MY CURIOUS YEARS WITH CHARLES HENRI FORD
The Autobiography of Indra B. Tamang
by Indra B. Tamang & Romy Ashby
Turtle Point Press. 264 pages, $24.
INDRA B. TAMANG’S autobiography proves that the Cinderella fable is alive and well and thriving in the exurbs of Kathmandu, Nepal. That’s where Tamang was born, in a hut with no electricity and no running water. By his teenage years, his ambition and curiosity had led him to the capital to become a waiter far from home in a hotel restaurant. There he waited for months on a silver-haired, soft-spoken American gentleman who eventually asked if he’d like to become a houseman or general factotum in his newly acquired house, an unused wing of a prince’s palace.
For most young Nepalese men, that would have been the end of the story. But Indra’s new employer was an artist, the last of the surrealists, a world traveler, an author, and a bon vivant named Charles Henri Ford. When Ford picked up stakes and went to New York or Paris for months at a time, he brought Indra with him. When he moved into another house in Chania, Crete, he brought Indra, who again took over as houseman and companion—though never as lover. This was in the mid-1970s, and both Paris and Manhattan were enjoying what may have been the last artistic flowering of bohemia.

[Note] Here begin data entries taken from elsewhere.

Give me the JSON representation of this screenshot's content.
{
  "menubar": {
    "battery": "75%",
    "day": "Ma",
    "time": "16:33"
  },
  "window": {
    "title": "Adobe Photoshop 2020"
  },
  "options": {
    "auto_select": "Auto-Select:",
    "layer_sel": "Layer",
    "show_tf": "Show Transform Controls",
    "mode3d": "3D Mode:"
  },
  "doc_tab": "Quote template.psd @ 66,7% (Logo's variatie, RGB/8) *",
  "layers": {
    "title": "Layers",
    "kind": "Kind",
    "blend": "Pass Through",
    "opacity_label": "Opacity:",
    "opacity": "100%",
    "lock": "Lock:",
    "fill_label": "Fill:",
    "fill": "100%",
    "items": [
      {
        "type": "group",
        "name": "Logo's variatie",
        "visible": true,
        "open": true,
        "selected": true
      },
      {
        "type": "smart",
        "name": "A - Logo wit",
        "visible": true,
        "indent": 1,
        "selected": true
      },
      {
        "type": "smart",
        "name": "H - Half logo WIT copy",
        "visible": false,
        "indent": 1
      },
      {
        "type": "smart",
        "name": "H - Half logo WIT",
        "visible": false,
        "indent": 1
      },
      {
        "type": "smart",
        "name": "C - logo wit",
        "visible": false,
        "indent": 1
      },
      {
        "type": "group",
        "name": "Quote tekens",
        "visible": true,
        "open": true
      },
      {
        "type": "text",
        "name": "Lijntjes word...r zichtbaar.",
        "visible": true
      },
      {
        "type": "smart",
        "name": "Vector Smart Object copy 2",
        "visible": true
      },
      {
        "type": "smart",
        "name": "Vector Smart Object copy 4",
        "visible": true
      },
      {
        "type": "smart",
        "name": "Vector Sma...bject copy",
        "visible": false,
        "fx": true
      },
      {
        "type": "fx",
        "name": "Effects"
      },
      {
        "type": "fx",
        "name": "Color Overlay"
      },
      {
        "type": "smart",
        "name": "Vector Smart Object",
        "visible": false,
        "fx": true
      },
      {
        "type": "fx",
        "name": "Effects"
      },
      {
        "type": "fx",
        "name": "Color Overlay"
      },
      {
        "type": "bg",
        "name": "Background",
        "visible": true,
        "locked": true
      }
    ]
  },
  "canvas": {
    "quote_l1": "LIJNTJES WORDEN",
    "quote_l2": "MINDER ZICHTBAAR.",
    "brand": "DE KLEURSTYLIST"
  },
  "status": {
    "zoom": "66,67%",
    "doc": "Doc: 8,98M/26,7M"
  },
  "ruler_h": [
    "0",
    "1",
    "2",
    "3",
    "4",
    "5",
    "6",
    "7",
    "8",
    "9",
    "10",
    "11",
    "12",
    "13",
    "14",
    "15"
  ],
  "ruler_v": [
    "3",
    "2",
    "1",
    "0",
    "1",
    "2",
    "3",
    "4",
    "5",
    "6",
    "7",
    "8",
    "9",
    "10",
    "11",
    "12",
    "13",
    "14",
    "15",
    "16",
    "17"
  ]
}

Ford knew or got to know all of the major players, from Andy Warhol to art curator Henry Geldzahler—and so did Indra.
All of this is detailed in Tamang’s very readable autobiography, My Curious Years with Charles Henri Ford, which always rides a fine balance between starry-eyed bedazzlement and controlled nonchalance—not an easy thing to achieve when you’re ensconced at the Dakota with
actress Ruth Ford, John Lennon, and Yoko Ono as neighbors. Tamang not only helped Charles with his work but also made his own art, including photos, posters, and collages. After Ford’s death in 2002 at age 94, Tamang remained friendly with many of the artists he’d met. He smoothly glided over to the same caretaking position for Charles’ sister, Ruth Ford, when she began to fail, living in her even larger apartment downstairs at the Dakota. Eventually, he inherited both places, which were worth millions of dollars, giving rise to a storm of news stories both pro and con.
When Tamang writes of his village past in Nepal, you can almost smell and taste this world. He never lost that past and in later years returned often to Nepal. He is less descriptive and tactile about other places. True, the ancient house in Chania, Crete, gets a nod, but the Parisian flat and the wonderful double apartment at the top of the Dakota, originally servants’ quarters, are all but ignored.
People in the book fare similarly. While the author might suddenly stop the narrative flow and go into detail about this odd neighbor or that strange visitor—all very minor characters—we never get anything like a full portrait of those he was closest to: Charles Henri and Ruth Ford. She was a model and later a minor actress in theater and film. But Charles was a one-of-a-kind human being, a strong-willed person who created himself out of almost nothing, with an odd and “artistic” mother, Southern upbringing, and a more-or-less absent father.
By the time this writer came to know Ford in the late 1980s, he possessed a persona as smoothly polished as a porcelain statue. If there was a point of entry to his character, it wasn’t obvious. He had a mot for virtually every situation that might arise. What was he like beneath that exterior, this lover of poet Djuna Barnes (who never had another lover after that) and of the surrealist painter Pavel Tchelitchew? Tamang was with Ford for thirty years and presumably in a position to tell us, but he does not.
Ford and Tamang seem to have met pretty much everyone in the art world for several decades and in multiple cities, such that a list of names and brief descriptions is needed, and one is provided, as a sort of appendix. Tamang emerges as a nice guy who was spirited away and allowed himself to be spirited away, again and again. But he seems unable or unwilling to discuss what that actually means. For some readers, it might mean something quite dark: he was colonized so utterly that he never thought to question or complain. For other, more lighthearted readers, it could mean: why bother to analyze your luck when it has been so fabulous?
Felice Picano, who passed away shortly after turning in his final review to this magazine, was the author of many novels and memoirs.